Birdseye library can’t connect to the netJuly 17, 2017
By LEANN BURKE
BIRDSEYE — The internet connection at the Birdseye Branch Library is all but nonexistent.
Library Director Christine Golden said that in the last three months, the speed has dropped to about .25 megabytes per second, and the branch has had several days where the internet has been inoperable. People who usually frequent the Birdseye Branch to check out materials and use the internet — or just to use the internet — aren’t coming anymore.
“You’ll hear people say, ‘Oh, I’ll just go up to Crawford County,’ or, ‘I’ll just run up to Jasper,’” Golden said. “It’s sad.”
The Birdseye Branch gets its internet service from Frontier Communications, one of the few providers to areas as rural as Birdseye. Golden said she’s contacted Frontier several times — including an evening tweet storm in June — and always gets the same response.
“They apologize, the person you talk to, but there’s nothing they can do,” Golden said.

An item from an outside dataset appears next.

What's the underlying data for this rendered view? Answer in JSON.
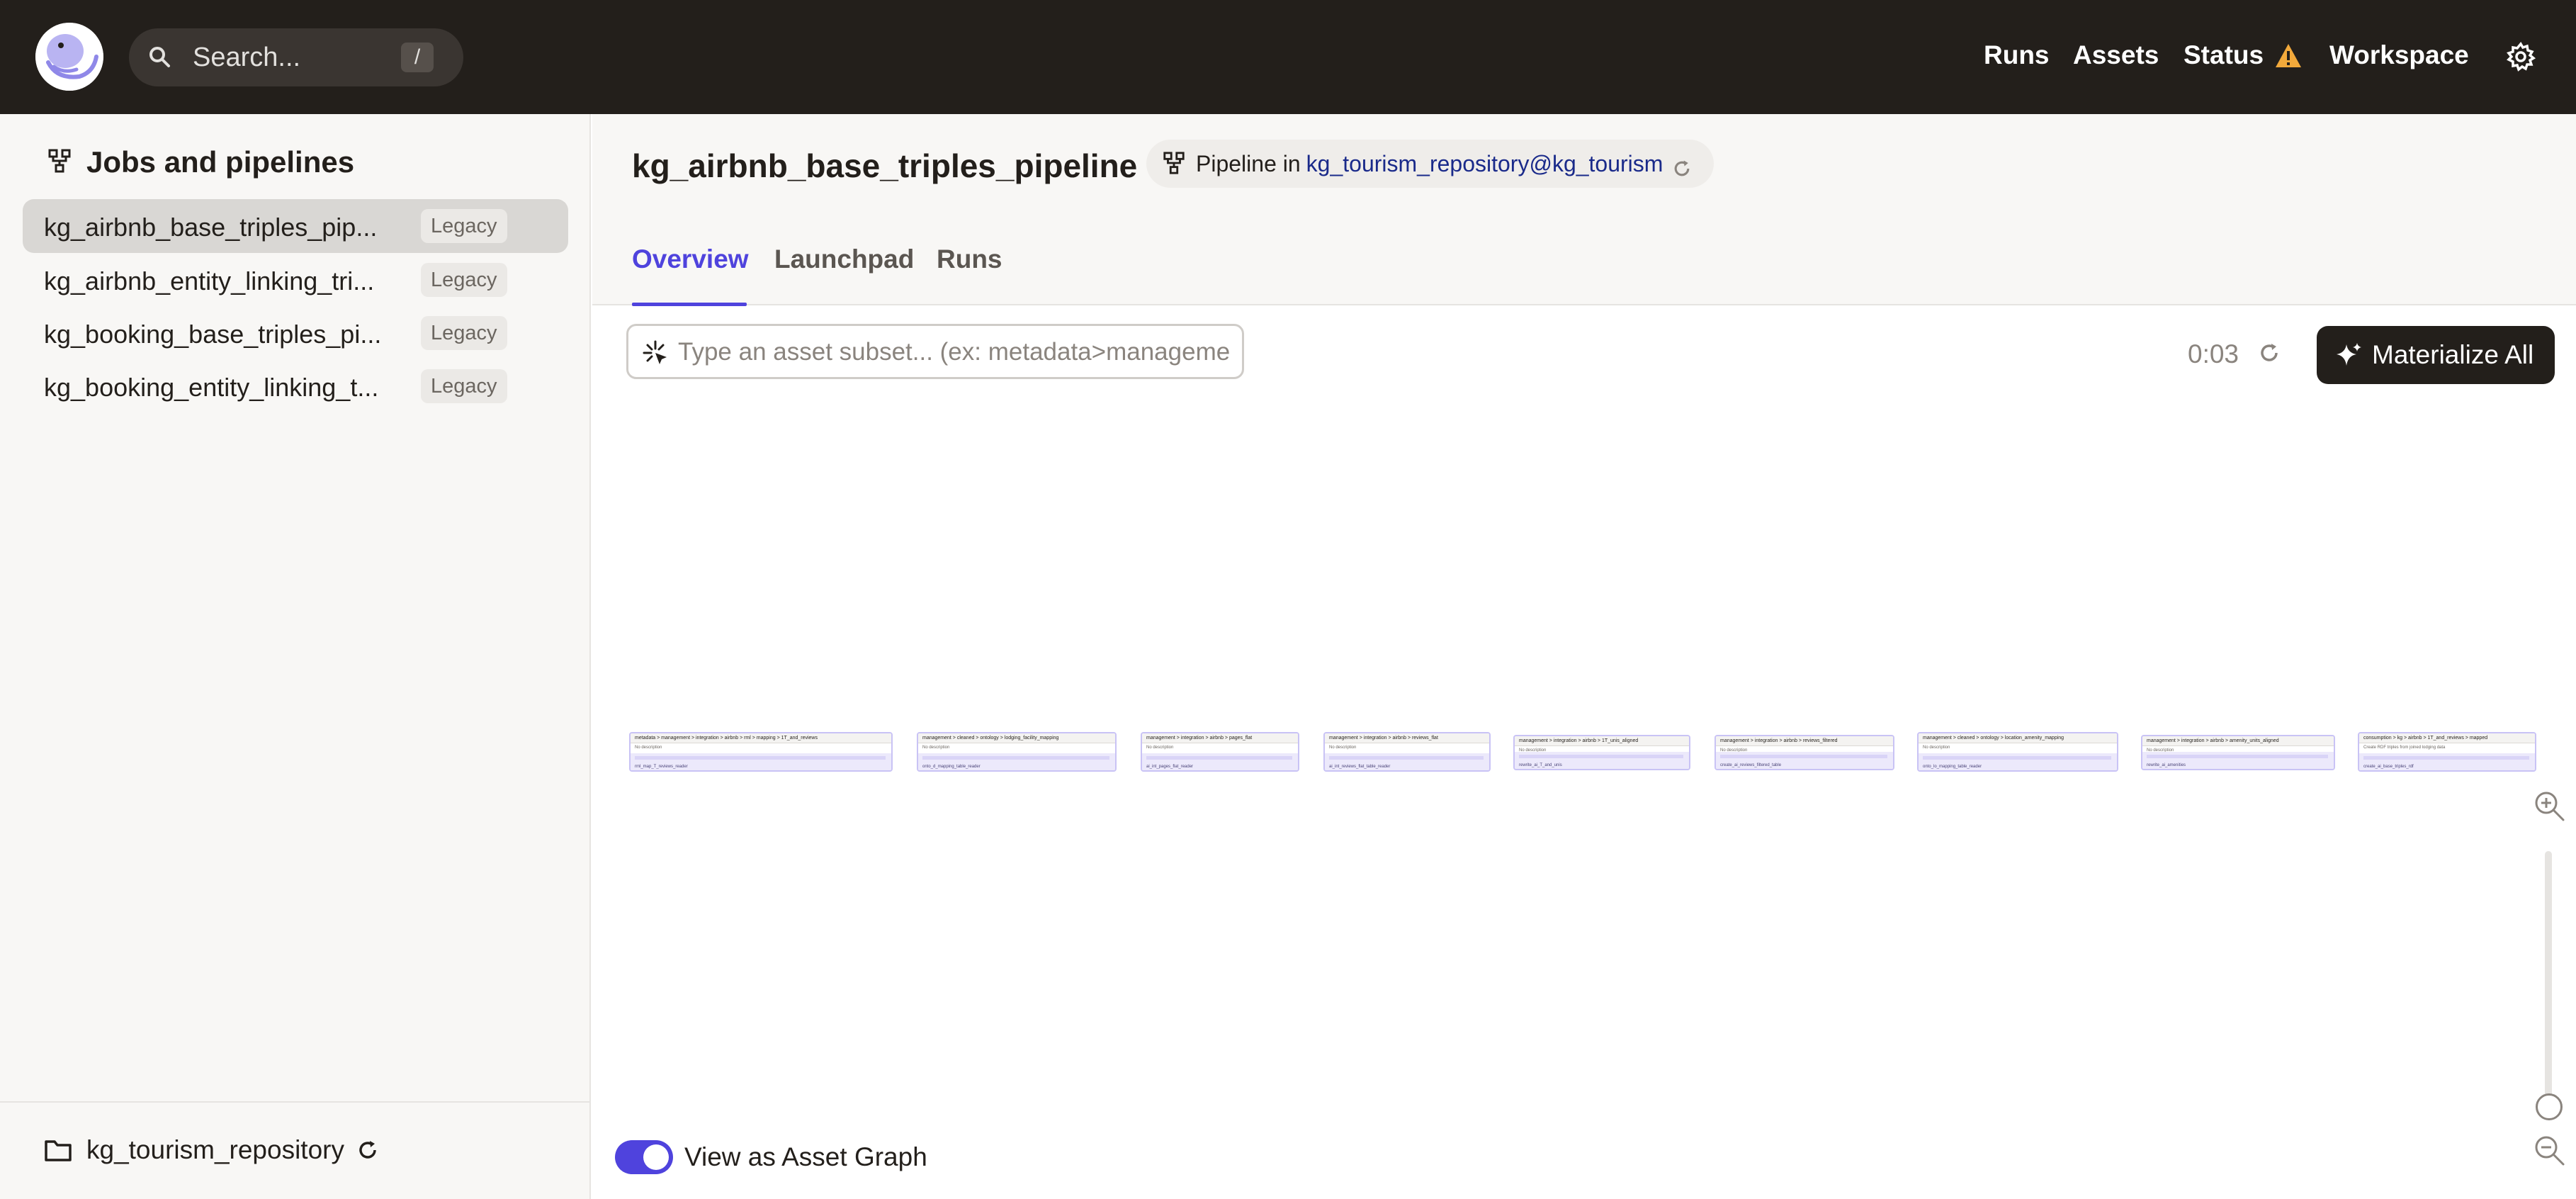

Her tweet storm did get a reply from the company telling her they were working on infrastructure in some areas, but the tweet didn’t say which areas. She’s been told Birdseye isn’t on the list.
Desperate to obtain reliable service, Golden began the open bidding process for a new provider. During the process, companies can submit bids to Golden, but she can’t approach companies. So far, she said, she’s gotten one bid.
Golden realizes that the internet connection at Birdseye will not be great, but for now, she just wants something that will work reliably. The situation has been frustrating because no one can offer a solid solution. There’s simply no fix for poor internet connection in rural areas, and options for service providers are limited.
“(The providers) are in this to make money,” Golden said. “They have to be.”
Golden acknowledged that the Birdseye Library’s internet issues are part of a larger fight. Homeowners and other occupants of rural areas also have a difficult time finding reliable internet service. A lot of times, Golden said, patrons come to the library to use the internet because their internet at home isn’t working, but they don’t realize that the library is using the exact same service. And when the service doesn’t work, the librarians are limited on the services they can provide. Without the internet, patrons and librarians can’t search the system for materials, nor can they access the library’s online databases. Librarians also can’t help patrons fill out job or school applications, and patrons can’t do any of the myriad tasks people complete on the internet today.
“I really believe that internet should be a utility at this point,” Golden said. “It’s not as important as water, but it’s up there.”
Golden hopes the library’s issues can be a catalyst for change in the internet services available to rural areas. She said she’d be interested in partnering with companies and the community to come up with a long-term solution. For now, the library is stuck.
“It’s something I can’t fix because there’s not a fix,” Golden said. “It’s frustrating.”